In 2019 the United States economy grew. Moreover, the economy is growing for a decade. Thus, stocks benefited from the situation. Nevertheless, several risk factors might affect the stock markets in 2020.
The trade war between China and the United States is one of the most significant issues which might have a dramatic impact on the stocks. In 2019, the countries reached a phase one agreement on the trade deal. However, the leaders of China and the United States still have to sign that agreement.
Moreover, the partial trade deal won’t solve all problems because sides still have to negotiate a full-blown agreement. It takes time to agree because negotiators have to discuss many sensitive topics. Accusations and renewed tariff threats might appear at any time during the trade talks.
Administration of the United States President Donald Trump also initiated trade disputes with the other countries. Trump renewed the threat of aluminum and steel tariffs last month in Argentina and Brazil. The case of auto tariffs imposed on Germany remains still not closed as well as tariffs on other European goods.

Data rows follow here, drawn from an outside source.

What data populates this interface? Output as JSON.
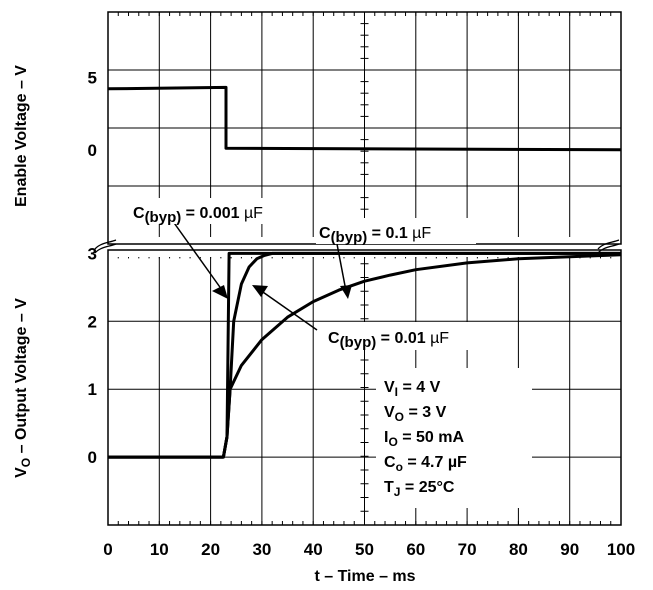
{
  "chart_data": {
    "type": "line",
    "xlabel": "t – Time – ms",
    "xlim": [
      0,
      100
    ],
    "x_ticks": [
      "0",
      "10",
      "20",
      "30",
      "40",
      "50",
      "60",
      "70",
      "80",
      "90",
      "100"
    ],
    "x_tick_values": [
      0,
      10,
      20,
      30,
      40,
      50,
      60,
      70,
      80,
      90,
      100
    ],
    "grid": true,
    "enable_panel": {
      "ylabel": "Enable Voltage – V",
      "y_ticks": [
        "5",
        "0"
      ],
      "y_tick_values": [
        5,
        0
      ],
      "ylim": [
        -6.5,
        9.5
      ],
      "series": [
        {
          "x": [
            0,
            23,
            23,
            100
          ],
          "y": [
            4.2,
            4.3,
            0.1,
            0
          ]
        }
      ]
    },
    "output_panel": {
      "ylabel_prefix": "V",
      "ylabel_subscript": "O",
      "ylabel_suffix": " – Output Voltage – V",
      "y_ticks": [
        "3",
        "2",
        "1",
        "0"
      ],
      "y_tick_values": [
        3,
        2,
        1,
        0
      ],
      "ylim": [
        -1,
        3.05
      ],
      "series": [
        {
          "x": [
            0,
            22.5,
            23.2,
            23.6,
            24.5,
            100
          ],
          "y": [
            0,
            0,
            0.3,
            3.0,
            3.0,
            3.0
          ]
        },
        {
          "x": [
            0,
            22.5,
            23.2,
            23.8,
            24.5,
            26,
            27.5,
            29,
            30.5,
            32,
            100
          ],
          "y": [
            0,
            0,
            0.3,
            1.0,
            2.0,
            2.55,
            2.8,
            2.92,
            2.97,
            3.0,
            3.0
          ]
        },
        {
          "x": [
            0,
            22.5,
            23.2,
            23.8,
            26,
            30,
            35,
            40,
            45,
            50,
            55,
            60,
            70,
            80,
            90,
            100
          ],
          "y": [
            0,
            0,
            0.3,
            1.0,
            1.35,
            1.73,
            2.06,
            2.29,
            2.46,
            2.59,
            2.68,
            2.76,
            2.86,
            2.92,
            2.95,
            2.98
          ]
        }
      ]
    },
    "annotations": [
      {
        "prefix": "C",
        "subscript": "(byp)",
        "suffix": " = 0.001 ",
        "unit": "µF"
      },
      {
        "prefix": "C",
        "subscript": "(byp)",
        "suffix": " = 0.1 ",
        "unit": "µF"
      },
      {
        "prefix": "C",
        "subscript": "(byp)",
        "suffix": " = 0.01 ",
        "unit": "µF"
      }
    ],
    "conditions": [
      {
        "prefix": "V",
        "subscript": "I",
        "suffix": " = 4 V"
      },
      {
        "prefix": "V",
        "subscript": "O",
        "suffix": " = 3 V"
      },
      {
        "prefix": "I",
        "subscript": "O",
        "suffix": " = 50 mA"
      },
      {
        "prefix": "C",
        "subscript": "o",
        "suffix": " = 4.7 µF"
      },
      {
        "prefix": "T",
        "subscript": "J",
        "suffix": " = 25°C"
      }
    ]
  }
}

The list of challenges is very long. Some of those challenges may escalate in 2020. As United States economic expansion might come to an end at some point, stocks are under threat.
In 2020, economic growth is forecasted to slow down. This year the global manufacturing might also decline, which is a critical challenge of the stocks.

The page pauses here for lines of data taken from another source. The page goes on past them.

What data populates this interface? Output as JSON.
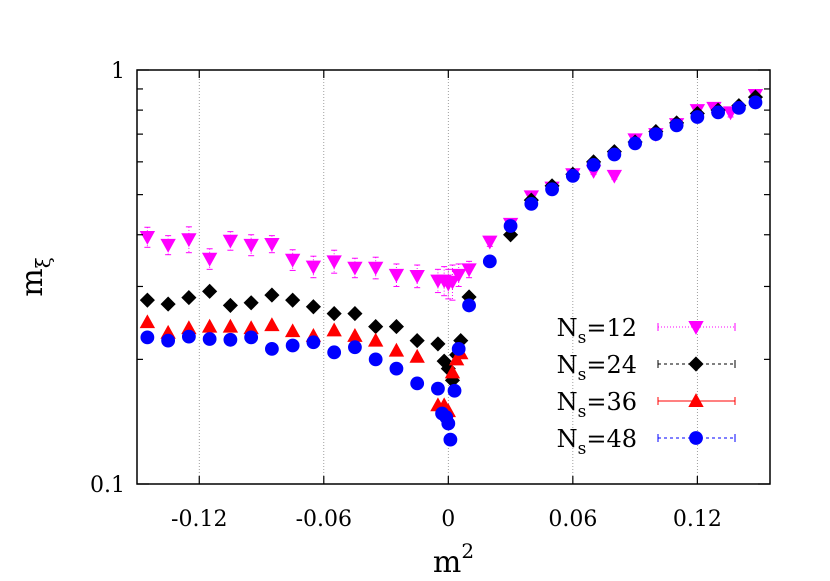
{
  "chart_data": {
    "type": "scatter",
    "title": "",
    "xlabel": "m",
    "xlabel_superscript": "2",
    "ylabel": "m",
    "ylabel_subscript": "ξ",
    "xlim": [
      -0.15,
      0.155
    ],
    "ylim": [
      0.1,
      1
    ],
    "y_scale": "log",
    "x_ticks": [
      -0.12,
      -0.06,
      0,
      0.06,
      0.12
    ],
    "x_tick_labels": [
      "-0.12",
      "-0.06",
      "0",
      "0.06",
      "0.12"
    ],
    "y_tick_labels": [
      {
        "value": 1,
        "label": "1"
      },
      {
        "value": 0.1,
        "label": "0.1"
      }
    ],
    "grid": "vertical dotted lines at x ticks",
    "legend_position": "bottom-right",
    "series": [
      {
        "name": "N",
        "name_subscript": "s",
        "name_suffix": "=12",
        "color": "#ff00ff",
        "marker": "triangle-down",
        "line": "dotted",
        "points": [
          {
            "x": -0.145,
            "y": 0.395,
            "err": 0.022
          },
          {
            "x": -0.135,
            "y": 0.378,
            "err": 0.02
          },
          {
            "x": -0.125,
            "y": 0.39,
            "err": 0.028
          },
          {
            "x": -0.115,
            "y": 0.35,
            "err": 0.02
          },
          {
            "x": -0.105,
            "y": 0.387,
            "err": 0.02
          },
          {
            "x": -0.095,
            "y": 0.378,
            "err": 0.022
          },
          {
            "x": -0.085,
            "y": 0.38,
            "err": 0.018
          },
          {
            "x": -0.075,
            "y": 0.348,
            "err": 0.02
          },
          {
            "x": -0.065,
            "y": 0.335,
            "err": 0.02
          },
          {
            "x": -0.055,
            "y": 0.345,
            "err": 0.022
          },
          {
            "x": -0.045,
            "y": 0.333,
            "err": 0.018
          },
          {
            "x": -0.035,
            "y": 0.333,
            "err": 0.02
          },
          {
            "x": -0.025,
            "y": 0.32,
            "err": 0.02
          },
          {
            "x": -0.015,
            "y": 0.318,
            "err": 0.02
          },
          {
            "x": -0.005,
            "y": 0.31,
            "err": 0.02
          },
          {
            "x": -0.002,
            "y": 0.31,
            "err": 0.025
          },
          {
            "x": 0,
            "y": 0.305,
            "err": 0.025
          },
          {
            "x": 0.002,
            "y": 0.308,
            "err": 0.03
          },
          {
            "x": 0.005,
            "y": 0.32,
            "err": 0.02
          },
          {
            "x": 0.01,
            "y": 0.33,
            "err": 0.015
          },
          {
            "x": 0.02,
            "y": 0.385,
            "err": 0.01
          },
          {
            "x": 0.03,
            "y": 0.425,
            "err": 0.01
          },
          {
            "x": 0.04,
            "y": 0.495,
            "err": 0.01
          },
          {
            "x": 0.05,
            "y": 0.52,
            "err": 0.01
          },
          {
            "x": 0.06,
            "y": 0.56,
            "err": 0.01
          },
          {
            "x": 0.07,
            "y": 0.57,
            "err": 0.01
          },
          {
            "x": 0.08,
            "y": 0.555,
            "err": 0.01
          },
          {
            "x": 0.09,
            "y": 0.68,
            "err": 0.01
          },
          {
            "x": 0.1,
            "y": 0.7,
            "err": 0.01
          },
          {
            "x": 0.11,
            "y": 0.74,
            "err": 0.015
          },
          {
            "x": 0.12,
            "y": 0.8,
            "err": 0.02
          },
          {
            "x": 0.128,
            "y": 0.81,
            "err": 0.02
          },
          {
            "x": 0.136,
            "y": 0.79,
            "err": 0.02
          },
          {
            "x": 0.148,
            "y": 0.87,
            "err": 0.01
          }
        ]
      },
      {
        "name": "N",
        "name_subscript": "s",
        "name_suffix": "=24",
        "color": "#000000",
        "marker": "diamond",
        "line": "dashed",
        "points": [
          {
            "x": -0.145,
            "y": 0.278
          },
          {
            "x": -0.135,
            "y": 0.272
          },
          {
            "x": -0.125,
            "y": 0.282
          },
          {
            "x": -0.115,
            "y": 0.292
          },
          {
            "x": -0.105,
            "y": 0.27
          },
          {
            "x": -0.095,
            "y": 0.274
          },
          {
            "x": -0.085,
            "y": 0.286
          },
          {
            "x": -0.075,
            "y": 0.278
          },
          {
            "x": -0.065,
            "y": 0.268
          },
          {
            "x": -0.055,
            "y": 0.258
          },
          {
            "x": -0.045,
            "y": 0.258
          },
          {
            "x": -0.035,
            "y": 0.24
          },
          {
            "x": -0.025,
            "y": 0.24
          },
          {
            "x": -0.015,
            "y": 0.222
          },
          {
            "x": -0.005,
            "y": 0.218
          },
          {
            "x": -0.002,
            "y": 0.198
          },
          {
            "x": 0,
            "y": 0.19
          },
          {
            "x": 0.002,
            "y": 0.178
          },
          {
            "x": 0.004,
            "y": 0.205
          },
          {
            "x": 0.006,
            "y": 0.222
          },
          {
            "x": 0.01,
            "y": 0.283
          },
          {
            "x": 0.03,
            "y": 0.4
          },
          {
            "x": 0.04,
            "y": 0.485
          },
          {
            "x": 0.05,
            "y": 0.525
          },
          {
            "x": 0.06,
            "y": 0.56
          },
          {
            "x": 0.07,
            "y": 0.6
          },
          {
            "x": 0.08,
            "y": 0.635
          },
          {
            "x": 0.09,
            "y": 0.67
          },
          {
            "x": 0.1,
            "y": 0.71
          },
          {
            "x": 0.11,
            "y": 0.745
          },
          {
            "x": 0.12,
            "y": 0.785
          },
          {
            "x": 0.13,
            "y": 0.8
          },
          {
            "x": 0.14,
            "y": 0.82
          },
          {
            "x": 0.148,
            "y": 0.86
          }
        ]
      },
      {
        "name": "N",
        "name_subscript": "s",
        "name_suffix": "=36",
        "color": "#ff0000",
        "marker": "triangle-up",
        "line": "solid",
        "points": [
          {
            "x": -0.145,
            "y": 0.246
          },
          {
            "x": -0.135,
            "y": 0.232
          },
          {
            "x": -0.125,
            "y": 0.238
          },
          {
            "x": -0.115,
            "y": 0.24
          },
          {
            "x": -0.105,
            "y": 0.24
          },
          {
            "x": -0.095,
            "y": 0.238
          },
          {
            "x": -0.085,
            "y": 0.242
          },
          {
            "x": -0.075,
            "y": 0.234
          },
          {
            "x": -0.065,
            "y": 0.228
          },
          {
            "x": -0.055,
            "y": 0.235
          },
          {
            "x": -0.045,
            "y": 0.228
          },
          {
            "x": -0.035,
            "y": 0.222
          },
          {
            "x": -0.025,
            "y": 0.21
          },
          {
            "x": -0.015,
            "y": 0.203
          },
          {
            "x": -0.005,
            "y": 0.155
          },
          {
            "x": -0.002,
            "y": 0.155
          },
          {
            "x": 0,
            "y": 0.15
          },
          {
            "x": 0.002,
            "y": 0.186
          },
          {
            "x": 0.004,
            "y": 0.2
          },
          {
            "x": 0.006,
            "y": 0.207
          }
        ]
      },
      {
        "name": "N",
        "name_subscript": "s",
        "name_suffix": "=48",
        "color": "#0000ff",
        "marker": "circle",
        "line": "dashed",
        "points": [
          {
            "x": -0.145,
            "y": 0.226
          },
          {
            "x": -0.135,
            "y": 0.222
          },
          {
            "x": -0.125,
            "y": 0.227
          },
          {
            "x": -0.115,
            "y": 0.224
          },
          {
            "x": -0.105,
            "y": 0.223
          },
          {
            "x": -0.095,
            "y": 0.226
          },
          {
            "x": -0.085,
            "y": 0.212
          },
          {
            "x": -0.075,
            "y": 0.216
          },
          {
            "x": -0.065,
            "y": 0.22
          },
          {
            "x": -0.055,
            "y": 0.208
          },
          {
            "x": -0.045,
            "y": 0.214
          },
          {
            "x": -0.035,
            "y": 0.2
          },
          {
            "x": -0.025,
            "y": 0.19
          },
          {
            "x": -0.015,
            "y": 0.175
          },
          {
            "x": -0.005,
            "y": 0.17
          },
          {
            "x": -0.003,
            "y": 0.148
          },
          {
            "x": -0.001,
            "y": 0.145
          },
          {
            "x": 0,
            "y": 0.14
          },
          {
            "x": 0.001,
            "y": 0.128
          },
          {
            "x": 0.003,
            "y": 0.168
          },
          {
            "x": 0.005,
            "y": 0.212
          },
          {
            "x": 0.01,
            "y": 0.27
          },
          {
            "x": 0.02,
            "y": 0.345
          },
          {
            "x": 0.03,
            "y": 0.42
          },
          {
            "x": 0.04,
            "y": 0.475
          },
          {
            "x": 0.05,
            "y": 0.515
          },
          {
            "x": 0.06,
            "y": 0.555
          },
          {
            "x": 0.07,
            "y": 0.59
          },
          {
            "x": 0.08,
            "y": 0.625
          },
          {
            "x": 0.09,
            "y": 0.665
          },
          {
            "x": 0.1,
            "y": 0.7
          },
          {
            "x": 0.11,
            "y": 0.735
          },
          {
            "x": 0.12,
            "y": 0.77
          },
          {
            "x": 0.13,
            "y": 0.79
          },
          {
            "x": 0.14,
            "y": 0.81
          },
          {
            "x": 0.148,
            "y": 0.835
          }
        ]
      }
    ]
  }
}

Nevertheless, positive trends connected with global trade, as well as a reduction in political uncertainty, will most probably boost the market.
Another risky situation is the upcoming presidential election. Current President Donald Trump will run for reelection. Moreover, it is very early to say will be the candidate from the Democratic Party. Analysts forecast that a more moderate Democrat could reduce uncertainty in the politics of the United States.